Dice la ciencia que cuando se estudia la reiteración de los hechos, solo entonces, queda clara la causa que los motiva. Bien, pues si algo queda claro en la Historia de la humanidad que la paz se basa en el poder de la destrucción.
En la “Ilustración”, allá a finales del siglo XVIII, los grandes movimientos ideológicos y la plasmación de novedosas doctrinas humanísticas, hicieron creer en la aparición un nuevo ser humano bueno, solidario y “Benéfico”. Así le llamaron. La realidad se ha encargado de demostrar lo contrario. El odio mutuo, convertido en cautela razonable, firma la paz.
Solo Dios mismo, el Señor Jesús, es capaz de hacerlo. Sol Él. Nuestro encuentro con Él puede hace un nuevo hombre. Lo demás es pura trompetería precedente de la guerra.

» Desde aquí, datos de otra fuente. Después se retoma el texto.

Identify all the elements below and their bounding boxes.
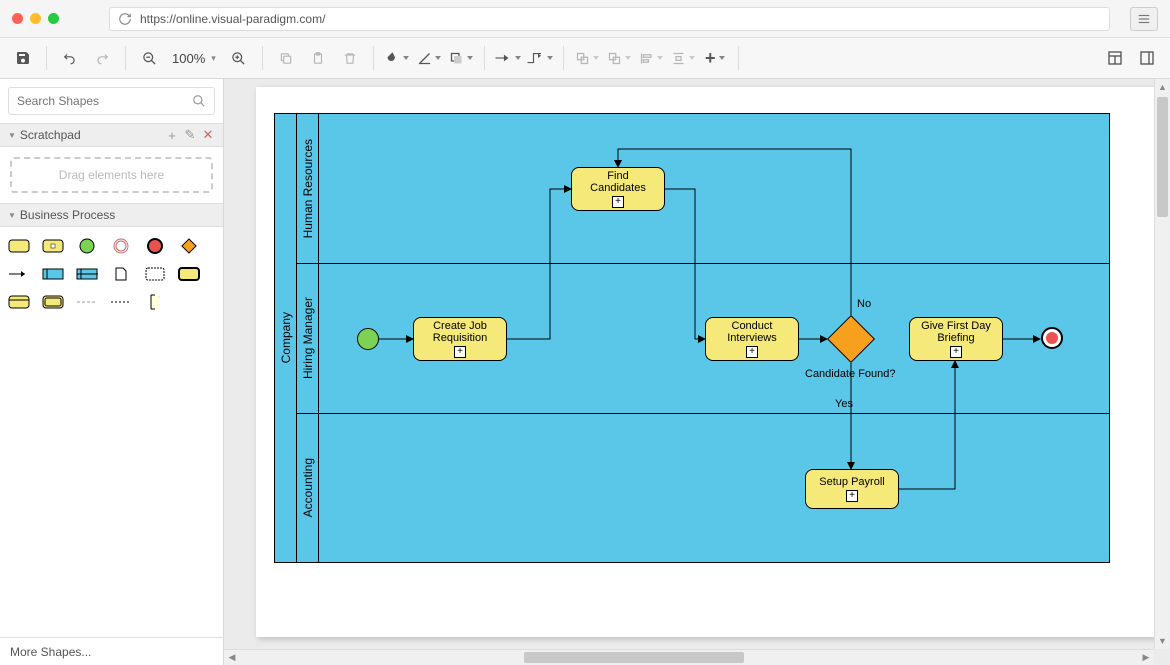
search-input[interactable] <box>17 94 192 108</box>
shape-end-event[interactable] <box>144 237 166 255</box>
scroll-left-icon[interactable]: ◀ <box>224 650 240 665</box>
shape-sequence-flow[interactable] <box>8 265 30 283</box>
scratchpad-add-icon[interactable]: + <box>165 128 179 142</box>
more-shapes-link[interactable]: More Shapes... <box>0 637 223 665</box>
task-setup-payroll[interactable]: Setup Payroll+ <box>805 469 899 509</box>
scratchpad-close-icon[interactable]: ✕ <box>201 128 215 142</box>
paste-button[interactable] <box>303 43 333 73</box>
gateway-label: Candidate Found? <box>805 368 896 380</box>
zoom-in-button[interactable] <box>224 43 254 73</box>
scratchpad-drop-zone[interactable]: Drag elements here <box>10 157 213 193</box>
shape-lane[interactable] <box>76 265 98 283</box>
shape-association[interactable] <box>110 293 132 311</box>
scratchpad-title: Scratchpad <box>20 128 81 142</box>
fill-color-button[interactable] <box>382 43 412 73</box>
window-controls <box>12 13 59 24</box>
lane-accounting[interactable]: Accounting <box>297 414 1109 563</box>
pool-title[interactable]: Company <box>275 114 297 562</box>
url-text: https://online.visual-paradigm.com/ <box>140 12 325 26</box>
shape-group[interactable] <box>144 265 166 283</box>
scroll-thumb[interactable] <box>524 652 744 663</box>
lane-human-resources[interactable]: Human Resources <box>297 114 1109 264</box>
reload-icon[interactable] <box>118 12 132 26</box>
main-split: ▼ Scratchpad + ✎ ✕ Drag elements here ▼ … <box>0 79 1170 665</box>
business-process-title: Business Process <box>20 208 115 222</box>
scroll-up-icon[interactable]: ▲ <box>1155 79 1170 95</box>
delete-button[interactable] <box>335 43 365 73</box>
shape-task[interactable] <box>8 237 30 255</box>
task-create-job[interactable]: Create Job Requisition+ <box>413 317 507 361</box>
scroll-right-icon[interactable]: ▶ <box>1138 650 1154 665</box>
align-button[interactable] <box>636 43 666 73</box>
scratchpad-edit-icon[interactable]: ✎ <box>183 128 197 142</box>
bpmn-pool[interactable]: Company Human Resources Hiring Manager A… <box>274 113 1110 563</box>
undo-button[interactable] <box>55 43 85 73</box>
distribute-button[interactable] <box>668 43 698 73</box>
copy-button[interactable] <box>271 43 301 73</box>
redo-button[interactable] <box>87 43 117 73</box>
waypoint-style-button[interactable] <box>525 43 555 73</box>
shape-pool[interactable] <box>42 265 64 283</box>
shape-subprocess-expanded[interactable] <box>8 293 30 311</box>
shape-gateway[interactable] <box>178 237 200 255</box>
to-back-button[interactable] <box>604 43 634 73</box>
address-bar[interactable]: https://online.visual-paradigm.com/ <box>109 7 1110 31</box>
line-color-button[interactable] <box>414 43 444 73</box>
task-conduct-interviews[interactable]: Conduct Interviews+ <box>705 317 799 361</box>
browser-chrome: https://online.visual-paradigm.com/ <box>0 0 1170 38</box>
maximize-window-icon[interactable] <box>48 13 59 24</box>
start-event[interactable] <box>357 328 379 350</box>
shape-intermediate-event[interactable] <box>110 237 132 255</box>
edge-label-no: No <box>857 298 871 310</box>
scroll-thumb[interactable] <box>1157 97 1168 217</box>
format-panel-button[interactable] <box>1100 43 1130 73</box>
business-process-header[interactable]: ▼ Business Process <box>0 203 223 227</box>
close-window-icon[interactable] <box>12 13 23 24</box>
canvas-page[interactable]: Company Human Resources Hiring Manager A… <box>256 87 1170 637</box>
scroll-down-icon[interactable]: ▼ <box>1155 633 1170 649</box>
outline-panel-button[interactable] <box>1132 43 1162 73</box>
shape-transaction[interactable] <box>42 293 64 311</box>
lane-title: Human Resources <box>297 114 319 263</box>
shape-data-object[interactable] <box>110 265 132 283</box>
zoom-level[interactable]: 100%▾ <box>166 51 222 66</box>
shape-subprocess[interactable] <box>42 237 64 255</box>
main-toolbar: 100%▾ + <box>0 38 1170 79</box>
shape-palette <box>0 227 223 321</box>
scratchpad-header[interactable]: ▼ Scratchpad + ✎ ✕ <box>0 123 223 147</box>
task-give-briefing[interactable]: Give First Day Briefing+ <box>909 317 1003 361</box>
canvas-area[interactable]: Company Human Resources Hiring Manager A… <box>224 79 1170 665</box>
lane-title: Accounting <box>297 414 319 562</box>
shape-annotation[interactable] <box>144 293 166 311</box>
hamburger-menu-button[interactable] <box>1130 7 1158 31</box>
sidebar: ▼ Scratchpad + ✎ ✕ Drag elements here ▼ … <box>0 79 224 665</box>
to-front-button[interactable] <box>572 43 602 73</box>
lane-title: Hiring Manager <box>297 264 319 413</box>
shape-start-event[interactable] <box>76 237 98 255</box>
save-button[interactable] <box>8 43 38 73</box>
end-event[interactable] <box>1041 327 1063 349</box>
shape-call-activity[interactable] <box>178 265 200 283</box>
shadow-button[interactable] <box>446 43 476 73</box>
horizontal-scrollbar[interactable]: ◀ ▶ <box>224 649 1154 665</box>
shape-message-flow[interactable] <box>76 293 98 311</box>
vertical-scrollbar[interactable]: ▲ ▼ <box>1154 79 1170 649</box>
task-find-candidates[interactable]: Find Candidates+ <box>571 167 665 211</box>
edge-label-yes: Yes <box>835 398 853 410</box>
minimize-window-icon[interactable] <box>30 13 41 24</box>
add-button[interactable]: + <box>700 43 730 73</box>
zoom-out-button[interactable] <box>134 43 164 73</box>
search-icon[interactable] <box>192 94 206 108</box>
shape-search[interactable] <box>8 87 215 115</box>
connection-style-button[interactable] <box>493 43 523 73</box>
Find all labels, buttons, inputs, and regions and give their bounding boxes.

Todo el pensamiento moderno, por lo menos en gran propoción se basa en eso que, cada día, penetra más en los círculos pensantes de nuestro tiempo. A dado en llamarse “Buenismo”. ¿El hombre es bueno por naturaleza? Entonces, no necesita Dios.
Me atrevería a pedir un minuto de reflexión a mis lectores. ¿Hay bondad solidaria? Suele contestarse que la sociedad corrompe al hombre. Bien. Otra pregunta. ¿Quién ha hecho todas las sociedades desde el principio?